Télétravail, usines à l'arrêt néfastes au nettoyage
De fait, les chiffres encore positifs ne doivent pas masquer les fragilités d'un secteur à faible marge qui subit actuellement le ralentissement de l'économie, met en garde la FEP. En 2022, la croissance du secteur a été de 2,7% pour atteindre 17,8 milliards d'euros de chiffre d'affaires. Il s'agit de l'un des plus bas chiffres de progression des dix dernières années. « Pour la première fois, des entreprises, des TPE, en particulier, ont déposé le bilan », explique Philippe Jouanny. « Avec l'économie qui se contracte, certains commanditaires réduisent leur demande », complète Patricia Charrier-Izel. Les bureaux représentent 36% de l'activité du secteur. Or, « le télétravail impacte très fortement l'activité dans les grandes métropoles. Les entreprises ont diminué leur surface m2... Et les bureaux étant vides le vendredi, nous n'intervenons plus ce jour là. Tout cela engendre une diminution des prestations », illustre Philippe Jouanny, qui s'inquiète des conséquences éventuelles de la semaine de 4 jours... Dans les immeubles (30% de l'activité), le nettoyage fait les frais- du moins en partie- des arbitrages des syndics qui doivent compenser avec les factures énergétiques gonflées. Les acheteurs publics (25%) sont priés de faire des économies...

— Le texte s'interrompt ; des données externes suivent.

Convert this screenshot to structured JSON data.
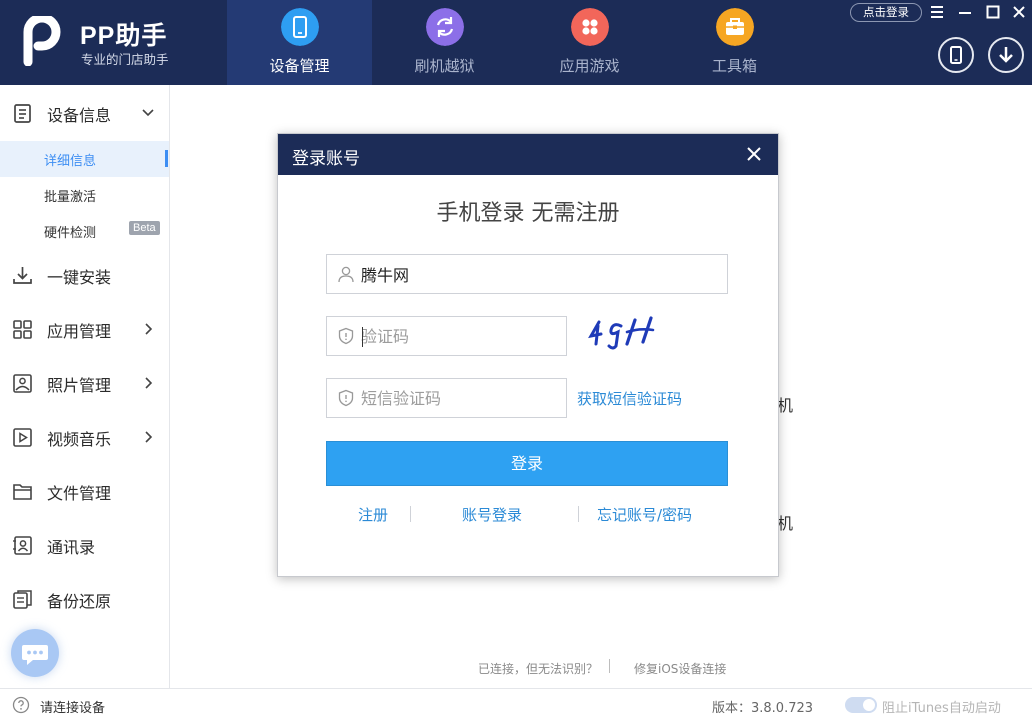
{
  "brand": {
    "title": "PP助手",
    "subtitle": "专业的门店助手"
  },
  "nav": {
    "tabs": [
      {
        "label": "设备管理",
        "color": "#2e9ef2",
        "active": true
      },
      {
        "label": "刷机越狱",
        "color": "#8c6fe8",
        "active": false
      },
      {
        "label": "应用游戏",
        "color": "#f2665a",
        "active": false
      },
      {
        "label": "工具箱",
        "color": "#f6a623",
        "active": false
      }
    ]
  },
  "topbar": {
    "login_label": "点击登录"
  },
  "sidebar": {
    "device_info": "设备信息",
    "sub_items": [
      "详细信息",
      "批量激活",
      "硬件检测"
    ],
    "beta_badge": "Beta",
    "items": [
      "一键安装",
      "应用管理",
      "照片管理",
      "视频音乐",
      "文件管理",
      "通讯录",
      "备份还原"
    ]
  },
  "main": {
    "bg_fragment_1": "机",
    "bg_fragment_2": "机",
    "hint_unrecognized": "已连接，但无法识别？",
    "hint_repair": "修复iOS设备连接"
  },
  "statusbar": {
    "status": "请连接设备",
    "version": "版本：3.8.0.723",
    "toggle_label": "阻止iTunes自动启动"
  },
  "dialog": {
    "title": "登录账号",
    "heading": "手机登录 无需注册",
    "phone_value": "腾牛网",
    "captcha_placeholder": "验证码",
    "sms_placeholder": "短信验证码",
    "sms_link": "获取短信验证码",
    "login_button": "登录",
    "register_link": "注册",
    "account_login_link": "账号登录",
    "forgot_link": "忘记账号/密码"
  },
  "colors": {
    "header_bg": "#1c2c57",
    "accent": "#2ea1f2",
    "link": "#2b8ad6"
  }
}
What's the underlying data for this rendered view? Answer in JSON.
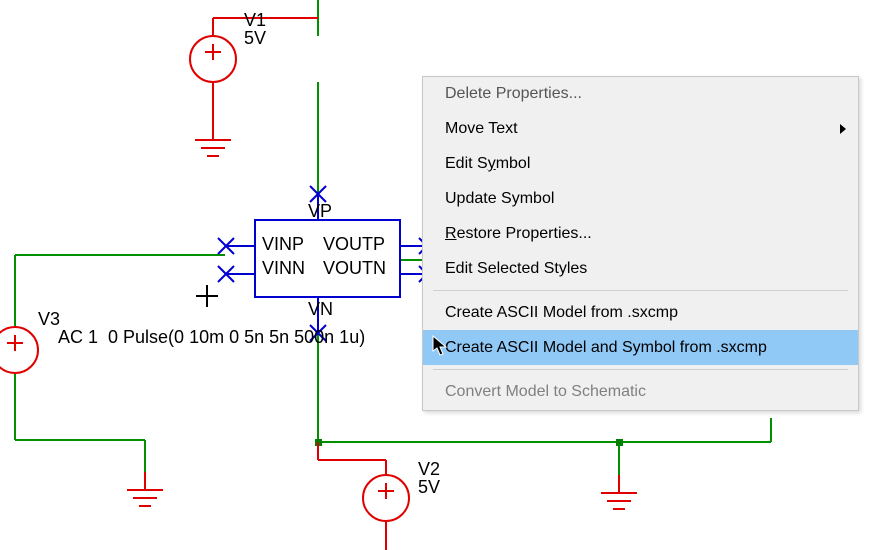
{
  "schematic": {
    "components": {
      "V1": {
        "ref": "V1",
        "value": "5V"
      },
      "V2": {
        "ref": "V2",
        "value": "5V"
      },
      "V3": {
        "ref": "V3",
        "params": "AC 1  0 Pulse(0 10m 0 5n 5n 500n 1u)"
      },
      "block": {
        "pins": {
          "top": "VP",
          "bottom": "VN",
          "left_top": "VINP",
          "left_bot": "VINN",
          "right_top": "VOUTP",
          "right_bot": "VOUTN"
        }
      }
    }
  },
  "menu": {
    "items": [
      {
        "label": "Delete Properties..."
      },
      {
        "label": "Move Text",
        "submenu": true
      },
      {
        "label": "Edit Symbol",
        "mnemonic_index": 6
      },
      {
        "label": "Update Symbol"
      },
      {
        "label": "Restore Properties...",
        "mnemonic_index": 0
      },
      {
        "label": "Edit Selected Styles"
      },
      {
        "sep": true
      },
      {
        "label": "Create ASCII Model from .sxcmp"
      },
      {
        "label": "Create ASCII Model and Symbol from .sxcmp",
        "highlight": true
      },
      {
        "sep": true
      },
      {
        "label": "Convert Model to Schematic",
        "disabled": true
      }
    ]
  }
}
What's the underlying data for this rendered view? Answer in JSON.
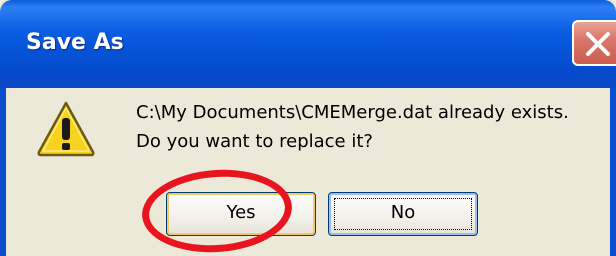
{
  "dialog": {
    "title": "Save As",
    "message_line1": "C:\\My Documents\\CMEMerge.dat already exists.",
    "message_line2": "Do you want to replace it?",
    "icon": "warning-icon"
  },
  "buttons": {
    "yes_label": "Yes",
    "no_label": "No"
  },
  "colors": {
    "titlebar": "#0a5ee2",
    "dialog_background": "#ece9d8",
    "highlight_ring": "#e8151e",
    "warning_yellow": "#f7d21e"
  }
}
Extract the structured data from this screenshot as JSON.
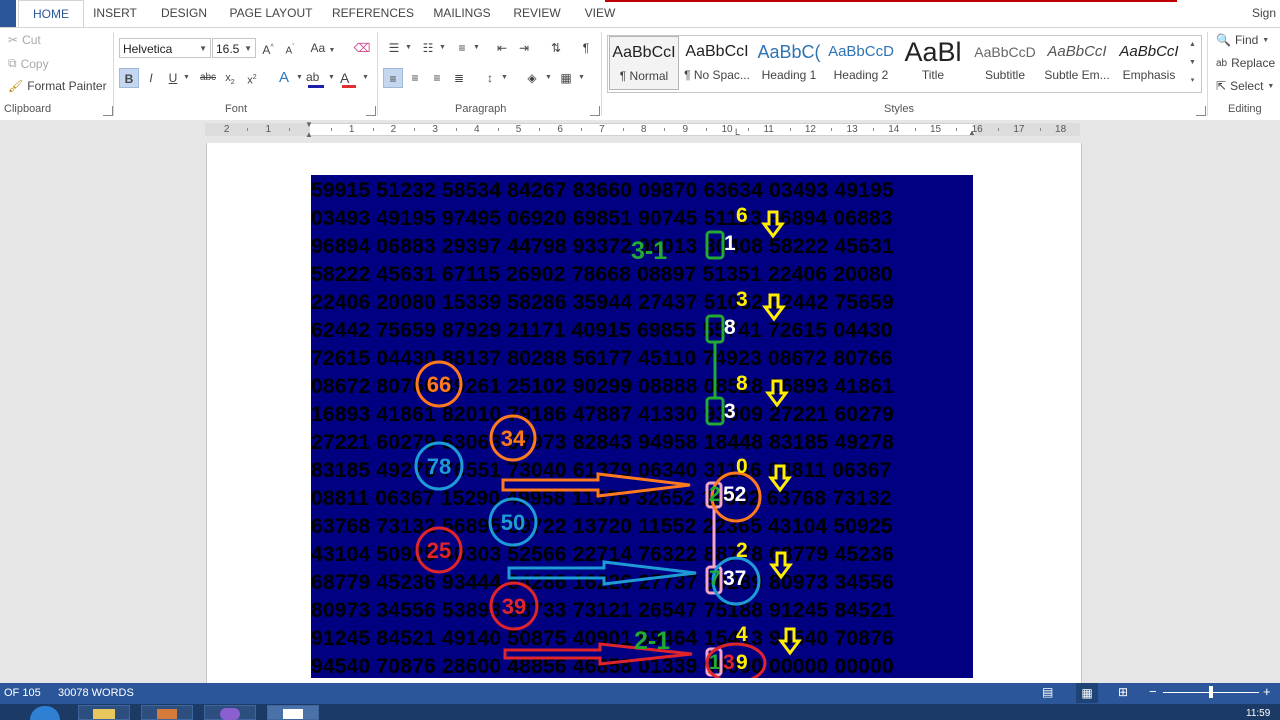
{
  "ribbon_tabs": [
    "HOME",
    "INSERT",
    "DESIGN",
    "PAGE LAYOUT",
    "REFERENCES",
    "MAILINGS",
    "REVIEW",
    "VIEW"
  ],
  "account_label": "Sign",
  "clipboard": {
    "cut": "Cut",
    "copy": "Copy",
    "format_painter": "Format Painter",
    "label": "Clipboard"
  },
  "font": {
    "name": "Helvetica",
    "size": "16.5",
    "label": "Font",
    "change_case": "Aa"
  },
  "paragraph": {
    "label": "Paragraph"
  },
  "styles": {
    "label": "Styles",
    "items": [
      {
        "sample": "AaBbCcI",
        "name": "¶ Normal"
      },
      {
        "sample": "AaBbCcI",
        "name": "¶ No Spac..."
      },
      {
        "sample": "AaBbC(",
        "name": "Heading 1"
      },
      {
        "sample": "AaBbCcD",
        "name": "Heading 2"
      },
      {
        "sample": "AaBl",
        "name": "Title"
      },
      {
        "sample": "AaBbCcD",
        "name": "Subtitle"
      },
      {
        "sample": "AaBbCcI",
        "name": "Subtle Em..."
      },
      {
        "sample": "AaBbCcI",
        "name": "Emphasis"
      }
    ]
  },
  "editing": {
    "find": "Find",
    "replace": "Replace",
    "select": "Select",
    "label": "Editing"
  },
  "ruler_numbers": [
    "2",
    "1",
    "1",
    "2",
    "3",
    "4",
    "5",
    "6",
    "7",
    "8",
    "9",
    "10",
    "11",
    "12",
    "13",
    "14",
    "15",
    "16",
    "17",
    "18"
  ],
  "document": {
    "number_rows": [
      "59915 51232 58534 84267 83660 09870 63634 03493 49195",
      "03493 49195 97495 06920 69851 90745 51123 96894 06883",
      "96894 06883 29397 44798 93372 98013 30408 58222 45631",
      "58222 45631 67115 26902 78668 08897 51351 22406 20080",
      "22406 20080 15339 58286 35944 27437 51062 62442 75659",
      "62442 75659 87929 21171 40915 69855 55741 72615 04430",
      "72615 04430 88137 80288 56177 45110 74923 08672 80766",
      "08672 80766 39261 25102 90299 08888 08528 16893 41861",
      "16893 41861 82010 79186 47887 41330 93009 27221 60279",
      "27221 60279 63063 37973 82843 94958 18448 83185 49278",
      "83185 49278 76551 73040 61379 06340 31186 08811 06367",
      "08811 06367 15290 49958 11576 32652 16902 63768 73132",
      "63768 73132 56895 89722 13720 11552 22365 43104 50925",
      "43104 50925 40303 52566 22714 76322 88778 68779 45236",
      "68779 45236 93444 84286 16226 27737 30289 80973 34556",
      "80973 34556 53893 38733 73121 26547 75188 91245 84521",
      "91245 84521 49140 50875 40901 59464 15413 94540 70876",
      "94540 70876 28600 48856 46858 01339 00000 00000 00000"
    ],
    "annotations": {
      "green_top": "3-1",
      "green_bottom": "2-1",
      "orange_circles": [
        "66",
        "34"
      ],
      "blue_circles": [
        "78",
        "50"
      ],
      "red_circles": [
        "25",
        "39"
      ],
      "yellow_digits": [
        "6",
        "3",
        "8",
        "0",
        "2",
        "4"
      ],
      "column_digits": [
        "1",
        "8",
        "3"
      ],
      "result_1": [
        "2",
        "52"
      ],
      "result_2": [
        "7",
        "37"
      ],
      "result_3": [
        "1",
        "3",
        "9"
      ]
    }
  },
  "status_bar": {
    "page": "OF 105",
    "words": "30078 WORDS"
  },
  "clock": "11:59"
}
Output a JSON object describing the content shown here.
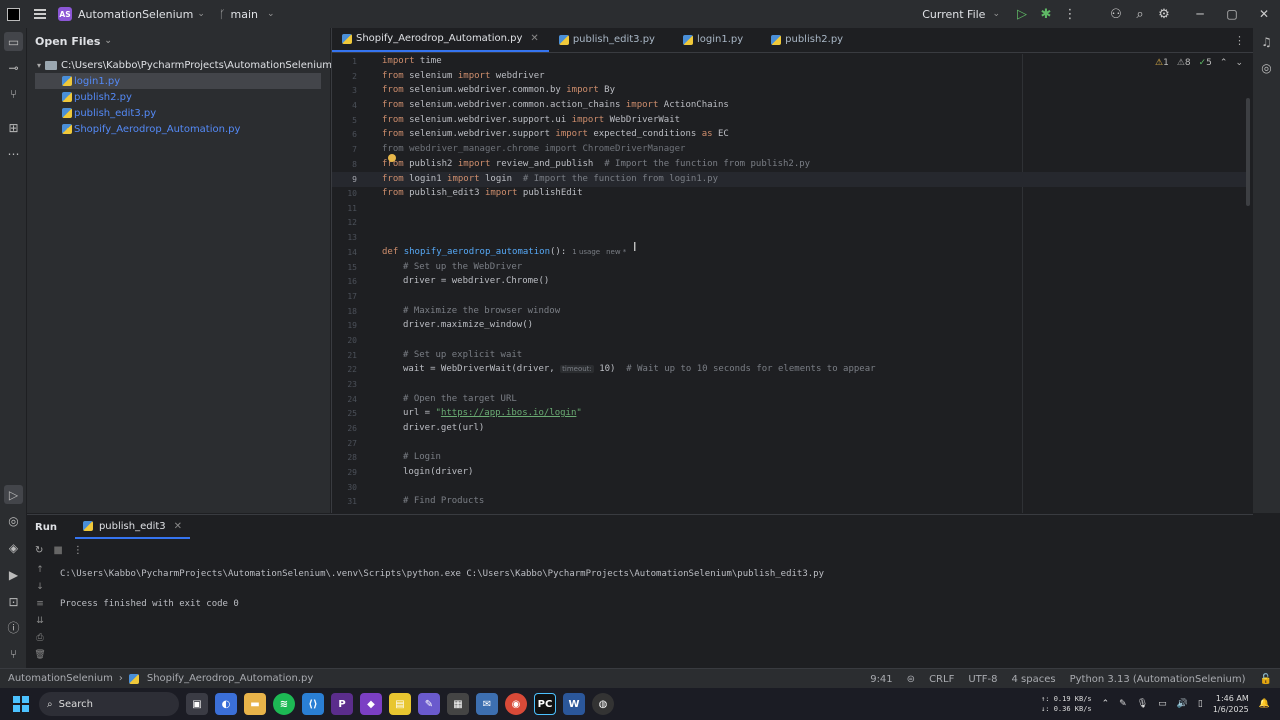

Autre difficulté, des usines qui ferment leur locaux deux jours par semaine pour faire des économies d'énergie renonçant ainsi à une prestation de ménage.Quant aux sociétés de nettoyage qui effectuent les remises en état après travaux, elles pâtissent de la mise à l'arrêt de la promotion immobilière. A contrario, certaines activités comme la santé ou les Ehpad sont en croissance. Mais pour le reste, l'économie qui se rétracte impacte des entreprises à marge traditionnellement faible (moins de 3% avant le Covid), et qui a encore diminué. Les coûts – de main d’œuvre, essentiellement- ont augmenté plus vite que ceux de vente. D'après l'enquête Xerfi, sept entreprises sur 10 reportent moins de 10% de la hausse des coûts qu'elles subissent dans le prix de leurs prestations.